Why does that bastard Tyler wait so long? she thought. Why in God’s name doesn’t he simply tell me whether he will or will not let me have the money?
Downstairs, the front door bell rang and stopped ringing and rang again. Moving to the head of the stairs, she looked down into the hall and watched her father come out of the living room and admit the doctor, a short, plump man carrying the black leather bag that was as much the sign of his profession as the caduceus. After an exchange of words, the doctor came up the stairs alone. He had a round face with sharp little eyes in puffs of darkened flesh. As he rose to her level on the stairs, he looked at Donna, and away, and changed the bag from one hand to the other. He gave the impression of being uncertain as to why he had been called, and what might be expected of him now that he had come.
“This way, doctor,” Donna said.
She preceded him to the door of her mother’s room and opened it and stood aside for him to enter. She did not follow him inside, but remained waiting in the hall, and after a while lit and smoked another cigarette. When the cigarette had burned to a stub, she lit still another from it. The last cigarette was also a stub when the doctor came out into the hall at last.

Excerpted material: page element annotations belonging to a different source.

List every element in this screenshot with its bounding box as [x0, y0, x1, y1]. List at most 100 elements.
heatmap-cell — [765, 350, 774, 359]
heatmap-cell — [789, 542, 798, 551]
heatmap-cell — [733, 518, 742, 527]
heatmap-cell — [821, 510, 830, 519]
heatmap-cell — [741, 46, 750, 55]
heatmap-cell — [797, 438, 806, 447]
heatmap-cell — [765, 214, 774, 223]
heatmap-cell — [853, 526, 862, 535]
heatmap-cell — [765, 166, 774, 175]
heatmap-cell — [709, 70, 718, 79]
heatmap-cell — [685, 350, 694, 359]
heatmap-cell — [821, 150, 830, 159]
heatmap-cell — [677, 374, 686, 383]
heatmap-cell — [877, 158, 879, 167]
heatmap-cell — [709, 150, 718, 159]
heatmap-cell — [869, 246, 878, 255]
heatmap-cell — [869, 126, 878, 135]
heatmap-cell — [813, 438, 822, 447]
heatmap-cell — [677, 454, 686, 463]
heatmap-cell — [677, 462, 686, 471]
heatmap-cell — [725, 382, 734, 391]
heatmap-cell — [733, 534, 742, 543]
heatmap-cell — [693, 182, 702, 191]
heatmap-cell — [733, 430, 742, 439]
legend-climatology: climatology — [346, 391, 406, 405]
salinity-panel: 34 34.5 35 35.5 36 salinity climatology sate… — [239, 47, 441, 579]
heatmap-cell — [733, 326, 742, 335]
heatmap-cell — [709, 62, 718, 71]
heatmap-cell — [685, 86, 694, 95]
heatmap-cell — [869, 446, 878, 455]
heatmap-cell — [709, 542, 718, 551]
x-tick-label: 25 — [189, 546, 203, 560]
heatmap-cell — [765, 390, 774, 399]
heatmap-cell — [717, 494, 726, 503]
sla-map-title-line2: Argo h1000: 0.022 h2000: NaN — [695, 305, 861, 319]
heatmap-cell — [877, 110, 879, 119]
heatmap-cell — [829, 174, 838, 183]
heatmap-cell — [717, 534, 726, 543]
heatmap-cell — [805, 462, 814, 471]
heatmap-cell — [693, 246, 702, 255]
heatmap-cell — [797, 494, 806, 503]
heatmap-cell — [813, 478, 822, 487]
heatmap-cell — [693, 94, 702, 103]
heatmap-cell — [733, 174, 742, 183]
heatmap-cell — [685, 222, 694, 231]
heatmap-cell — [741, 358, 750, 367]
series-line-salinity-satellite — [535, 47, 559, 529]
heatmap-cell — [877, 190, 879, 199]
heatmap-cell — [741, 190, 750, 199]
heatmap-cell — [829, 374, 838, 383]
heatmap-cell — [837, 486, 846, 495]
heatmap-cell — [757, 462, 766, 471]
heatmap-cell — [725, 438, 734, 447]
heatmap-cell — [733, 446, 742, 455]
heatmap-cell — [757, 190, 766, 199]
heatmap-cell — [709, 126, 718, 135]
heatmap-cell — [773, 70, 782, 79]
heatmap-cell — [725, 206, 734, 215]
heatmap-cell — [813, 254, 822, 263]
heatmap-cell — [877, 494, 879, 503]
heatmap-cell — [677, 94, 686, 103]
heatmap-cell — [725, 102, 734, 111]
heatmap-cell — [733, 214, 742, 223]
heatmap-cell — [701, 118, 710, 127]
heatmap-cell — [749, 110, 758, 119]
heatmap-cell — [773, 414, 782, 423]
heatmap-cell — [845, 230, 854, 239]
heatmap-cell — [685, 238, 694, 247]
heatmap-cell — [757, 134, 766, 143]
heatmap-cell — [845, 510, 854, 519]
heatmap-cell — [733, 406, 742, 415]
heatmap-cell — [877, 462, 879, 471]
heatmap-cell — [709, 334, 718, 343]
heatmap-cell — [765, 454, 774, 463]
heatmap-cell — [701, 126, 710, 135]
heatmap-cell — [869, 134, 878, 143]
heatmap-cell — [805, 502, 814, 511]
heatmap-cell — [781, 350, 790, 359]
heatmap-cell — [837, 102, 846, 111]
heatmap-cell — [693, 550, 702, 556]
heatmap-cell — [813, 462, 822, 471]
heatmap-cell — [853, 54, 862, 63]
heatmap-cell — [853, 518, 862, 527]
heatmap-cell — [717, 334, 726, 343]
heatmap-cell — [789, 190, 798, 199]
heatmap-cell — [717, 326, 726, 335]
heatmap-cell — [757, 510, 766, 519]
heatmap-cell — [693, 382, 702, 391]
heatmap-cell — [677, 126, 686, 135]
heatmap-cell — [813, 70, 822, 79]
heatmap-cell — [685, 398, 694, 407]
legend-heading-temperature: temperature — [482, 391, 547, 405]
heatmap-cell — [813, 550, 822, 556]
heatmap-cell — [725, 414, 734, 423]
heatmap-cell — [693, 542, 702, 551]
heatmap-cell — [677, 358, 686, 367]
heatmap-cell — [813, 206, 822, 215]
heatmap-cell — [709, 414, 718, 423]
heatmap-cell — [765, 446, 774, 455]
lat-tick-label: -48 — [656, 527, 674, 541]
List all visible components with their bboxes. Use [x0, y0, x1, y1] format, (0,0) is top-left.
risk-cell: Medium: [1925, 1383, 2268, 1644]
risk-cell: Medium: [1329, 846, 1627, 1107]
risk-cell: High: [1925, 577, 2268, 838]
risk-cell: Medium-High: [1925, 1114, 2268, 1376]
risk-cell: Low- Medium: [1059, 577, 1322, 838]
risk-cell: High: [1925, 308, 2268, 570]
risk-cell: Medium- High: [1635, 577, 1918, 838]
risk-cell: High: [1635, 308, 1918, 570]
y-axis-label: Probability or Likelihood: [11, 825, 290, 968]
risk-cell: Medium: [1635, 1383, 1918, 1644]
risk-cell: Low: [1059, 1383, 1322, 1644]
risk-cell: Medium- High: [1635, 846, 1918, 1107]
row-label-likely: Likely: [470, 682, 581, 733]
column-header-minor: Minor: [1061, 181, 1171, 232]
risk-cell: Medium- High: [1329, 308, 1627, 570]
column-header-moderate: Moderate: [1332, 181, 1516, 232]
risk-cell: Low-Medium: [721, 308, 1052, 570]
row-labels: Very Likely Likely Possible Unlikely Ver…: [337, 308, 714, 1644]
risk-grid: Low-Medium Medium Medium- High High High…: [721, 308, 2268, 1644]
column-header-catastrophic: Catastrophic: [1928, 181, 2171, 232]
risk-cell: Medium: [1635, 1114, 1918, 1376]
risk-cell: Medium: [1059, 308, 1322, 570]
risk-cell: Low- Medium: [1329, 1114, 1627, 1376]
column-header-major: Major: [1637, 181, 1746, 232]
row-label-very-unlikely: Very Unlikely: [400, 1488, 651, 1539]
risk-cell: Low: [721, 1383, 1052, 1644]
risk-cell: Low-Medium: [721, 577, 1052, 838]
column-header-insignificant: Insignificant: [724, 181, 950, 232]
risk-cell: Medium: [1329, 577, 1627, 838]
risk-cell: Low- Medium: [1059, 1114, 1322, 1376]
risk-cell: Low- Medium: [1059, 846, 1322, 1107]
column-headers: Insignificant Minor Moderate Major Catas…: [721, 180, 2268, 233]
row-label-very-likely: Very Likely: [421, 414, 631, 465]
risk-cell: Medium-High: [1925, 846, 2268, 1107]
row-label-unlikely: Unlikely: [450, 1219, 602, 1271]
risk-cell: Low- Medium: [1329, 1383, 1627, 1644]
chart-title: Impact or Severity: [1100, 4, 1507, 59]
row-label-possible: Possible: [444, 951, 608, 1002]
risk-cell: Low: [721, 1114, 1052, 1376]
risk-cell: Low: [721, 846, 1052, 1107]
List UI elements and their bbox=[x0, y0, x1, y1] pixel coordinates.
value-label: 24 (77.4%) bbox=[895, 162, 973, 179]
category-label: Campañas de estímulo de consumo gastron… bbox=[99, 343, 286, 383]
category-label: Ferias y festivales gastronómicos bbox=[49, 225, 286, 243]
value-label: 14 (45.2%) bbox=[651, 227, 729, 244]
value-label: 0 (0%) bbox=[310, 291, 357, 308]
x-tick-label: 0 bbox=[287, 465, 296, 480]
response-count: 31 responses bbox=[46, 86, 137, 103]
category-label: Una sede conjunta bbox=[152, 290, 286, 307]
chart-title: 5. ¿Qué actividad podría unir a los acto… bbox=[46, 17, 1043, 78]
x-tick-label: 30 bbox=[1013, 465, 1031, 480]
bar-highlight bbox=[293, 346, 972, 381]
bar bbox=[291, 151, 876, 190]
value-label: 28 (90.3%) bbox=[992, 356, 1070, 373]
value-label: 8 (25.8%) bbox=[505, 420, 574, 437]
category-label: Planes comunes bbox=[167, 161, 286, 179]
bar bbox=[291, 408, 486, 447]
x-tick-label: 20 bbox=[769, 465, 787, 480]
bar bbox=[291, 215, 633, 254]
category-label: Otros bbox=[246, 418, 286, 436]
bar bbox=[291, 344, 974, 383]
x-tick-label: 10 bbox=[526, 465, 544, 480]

He blinked and rubbed his eyes with his thumb and index finger and shook his head in a way that she interpreted to indicate solemnity.
“She’s sick,” he said. “Very sick.”
“What’s the matter with her?”
“Well, it’s risky to say on the basis of a cursory examination, but the symptoms seem quite definite. Chills and fever, pain in the legs and back. Nausea. Frequent and painful urination. I would say, as a tentative diagnosis at least, that pyelitis is strongly indicated.”
“Pyelitis? What’s that?”
“A kidney infection.”
“Should she be in a hospital?”
“Yes. It would be better. I recommend that she be taken immediately.”
“Will you make the arrangements?”
“Yes, yes. I’ll call and have an ambulance sent. In the meanwhile, perhaps you could pack a few essentials and prepare her to go.”
“All right. I’ll get her ready while you’re calling.”
The doctor went down the hall and downstairs to the telephone, and Donna went into her mother’s room. She found a small bag in the closet and put into it the articles of clothing and toilet that she thought her mother would need in the hospital. When she had finished doing this, she went over to the bed and looked down at her mother’s face.
“You are going to the hospital, Mother,” she said.